Richard Barkham, CBRE global chief economist, said prime rents showed the strongest growth in information technology and media hubs, including Stockholm, Amsterdam, Tel Aviv, New York and Seattle.
“Co-working operators have been active in acquiring new space, particularly targeting tenants in tech industries,” he said.
Stockholm tied with Bangkok at the top of the 121 markets surveyed for growth with 18.2% and Amsterdam returned a strong 12.5%.
New York’s Midtown-South recorded annual growth of 11.7%, and Downtown Manhattan and Seattle (Downtown) completed the ten fastest-growing prime office markets with 9.5% and 9.3% rental growth respectively.
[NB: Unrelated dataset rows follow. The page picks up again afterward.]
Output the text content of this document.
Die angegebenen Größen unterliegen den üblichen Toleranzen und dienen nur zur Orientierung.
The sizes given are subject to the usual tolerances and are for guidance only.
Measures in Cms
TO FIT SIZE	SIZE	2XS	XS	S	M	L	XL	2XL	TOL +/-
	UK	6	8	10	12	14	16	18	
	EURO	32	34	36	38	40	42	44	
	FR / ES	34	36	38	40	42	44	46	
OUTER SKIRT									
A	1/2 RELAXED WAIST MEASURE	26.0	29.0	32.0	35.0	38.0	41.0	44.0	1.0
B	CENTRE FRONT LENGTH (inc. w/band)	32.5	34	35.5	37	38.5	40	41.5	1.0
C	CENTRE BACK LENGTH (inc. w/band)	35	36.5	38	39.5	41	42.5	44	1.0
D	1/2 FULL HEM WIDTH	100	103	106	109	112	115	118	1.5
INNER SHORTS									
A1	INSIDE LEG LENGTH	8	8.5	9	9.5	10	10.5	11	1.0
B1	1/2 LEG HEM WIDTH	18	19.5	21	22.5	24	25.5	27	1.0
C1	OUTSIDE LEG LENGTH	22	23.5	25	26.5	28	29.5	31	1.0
“In the US, economic activity picked up in Q2, benefitted by a weaker dollar and easier financial conditions compared with 2016. Corporate earnings have been strong and have propelled global stock markets, which is generally good for prime office rents,” Barkham said.
Three quarters of the Americas’ markets in positive territory, driven by tightening markets and strong demand. Rents were up in 18 out of 23 US markets covered in the CBRE survey, but region also had the largest proportion of declining markets with 21%, due to continued weakness in oil and gas-reliant markets such as Houston.
Six of the 10 fastest-growing markets were in EMEA, including Stockholm, Belfast with 14.3%, and Amsterdam. Also among the fastest growing markets was Palma de Mallorca at 12.5%, and Leeds and Lyon with 11.1% each.